The employer must provide employees with occlusive (wound-sealing) dressings, such as semi-permeable polyurethane dressings (e.g. Opsite® or Tega Derm®). Be aware that occlusive dressings, including non-permeable (hard) or semi-permeable (i.e. polyurethane) coverings, allow for the accumulation of viral contaminated exudate, which requires extra care when removed to prevent viral contamination. Also fluid can accumulate under such dressings, which may increase the maceration of the vaccination site. Occlusive dressings require the vaccination site to first be
covered with dry gauze and then applying dressing over the gauze.

Fire fighters are involved in arduous work in wet environments. If the employee becomes wet from their environment or from perspiration, any clothing, bandage, and/or dressing must be removed as soon as practical and replaced with clean clothing and dressings.

The IAFF and our medical advisors will be investigating alternative vaccine administration sites (i.e. lower medial or lateral thigh) for fire fighters and EMS personnel.

Minimizing contacts

The employer is required to develop procedures to minimize contact of newly vaccinated employees with unvaccinated employees and the public.
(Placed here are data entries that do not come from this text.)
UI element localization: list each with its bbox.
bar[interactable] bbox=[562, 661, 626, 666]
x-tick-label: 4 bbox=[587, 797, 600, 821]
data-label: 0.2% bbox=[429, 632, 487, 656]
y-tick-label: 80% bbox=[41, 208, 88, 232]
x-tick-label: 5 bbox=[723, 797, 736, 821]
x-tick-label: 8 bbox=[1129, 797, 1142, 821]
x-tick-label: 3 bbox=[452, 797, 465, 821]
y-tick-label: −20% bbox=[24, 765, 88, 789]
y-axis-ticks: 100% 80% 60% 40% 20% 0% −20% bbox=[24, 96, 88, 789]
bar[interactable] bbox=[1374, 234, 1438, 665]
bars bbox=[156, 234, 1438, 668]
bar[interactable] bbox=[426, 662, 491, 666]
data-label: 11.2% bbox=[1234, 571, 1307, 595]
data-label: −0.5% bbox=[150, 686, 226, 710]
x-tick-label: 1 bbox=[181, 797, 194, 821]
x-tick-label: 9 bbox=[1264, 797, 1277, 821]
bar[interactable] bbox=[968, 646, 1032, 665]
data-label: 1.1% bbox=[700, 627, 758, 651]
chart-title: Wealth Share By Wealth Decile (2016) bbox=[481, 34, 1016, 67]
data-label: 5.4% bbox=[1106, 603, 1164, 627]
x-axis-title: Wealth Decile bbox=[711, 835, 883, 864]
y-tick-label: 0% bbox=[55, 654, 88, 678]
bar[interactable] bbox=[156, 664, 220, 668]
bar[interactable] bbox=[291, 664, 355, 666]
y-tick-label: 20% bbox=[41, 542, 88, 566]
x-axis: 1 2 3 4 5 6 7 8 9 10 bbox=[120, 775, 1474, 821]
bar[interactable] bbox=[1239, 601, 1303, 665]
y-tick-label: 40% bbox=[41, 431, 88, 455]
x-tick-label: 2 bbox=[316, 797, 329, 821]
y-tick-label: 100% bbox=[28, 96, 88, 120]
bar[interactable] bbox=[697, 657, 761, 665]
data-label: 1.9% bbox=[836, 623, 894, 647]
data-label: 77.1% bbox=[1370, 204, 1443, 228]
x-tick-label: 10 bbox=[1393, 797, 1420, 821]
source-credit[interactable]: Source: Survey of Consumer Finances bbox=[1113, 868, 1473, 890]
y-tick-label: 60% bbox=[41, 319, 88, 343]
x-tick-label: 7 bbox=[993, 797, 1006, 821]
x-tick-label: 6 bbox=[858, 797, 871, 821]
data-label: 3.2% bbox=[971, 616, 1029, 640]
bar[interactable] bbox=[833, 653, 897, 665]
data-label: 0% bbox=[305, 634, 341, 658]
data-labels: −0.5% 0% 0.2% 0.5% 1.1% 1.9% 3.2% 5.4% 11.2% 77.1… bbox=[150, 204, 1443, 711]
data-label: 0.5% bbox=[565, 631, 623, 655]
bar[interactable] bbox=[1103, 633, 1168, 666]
For employees who have risk factors and accordingly have not been vaccinated, the employer shall ensure that they are physically separated and exempt from activities that pose the likelihood of contact with recently vaccinated employees and potentially infectious materials. Employees with contraindications to vaccination shall not share or use common sleeping space, linens, towels, protective clothing (e.g. protective clothing) and equipment (e.g. SCBA (Self-contained breathing apparatus) with employees who have been vaccinated.

The employer must make provisions for pregnant fire fighters and emergency medical personnel to ensure they are not exposed to vaccinated employees.

The employer must make provisions for immuno-compromised fire fighters and emergency medical personnel to ensure they are not exposed to vaccinated employees.

The employer must ensure that non-vaccinated fire fighters and emergency medical personnel with eczema, atopic dermatitis, or acute, chronic or exfoliative skin conditions are not exposed to vaccinated employees.


The employer is required to maintain records according to the following schedule:

  • Medical records (including the employee’s name, social security number, smallpox vaccination status, all examinations and evaluations, health care professionals’ written opinions, and information provided to the health care professionals) for the duration of employment, plus at least 30 years; and
  • Training records for three (3) years from the date on which the training occurred. Medical records are confidential and may not be disclosed or reported without the employee’s written consent. Medical records are to be available to employees and to anyone having written consent of the employees upon request. Training records are available to the employee or employee representative upon request.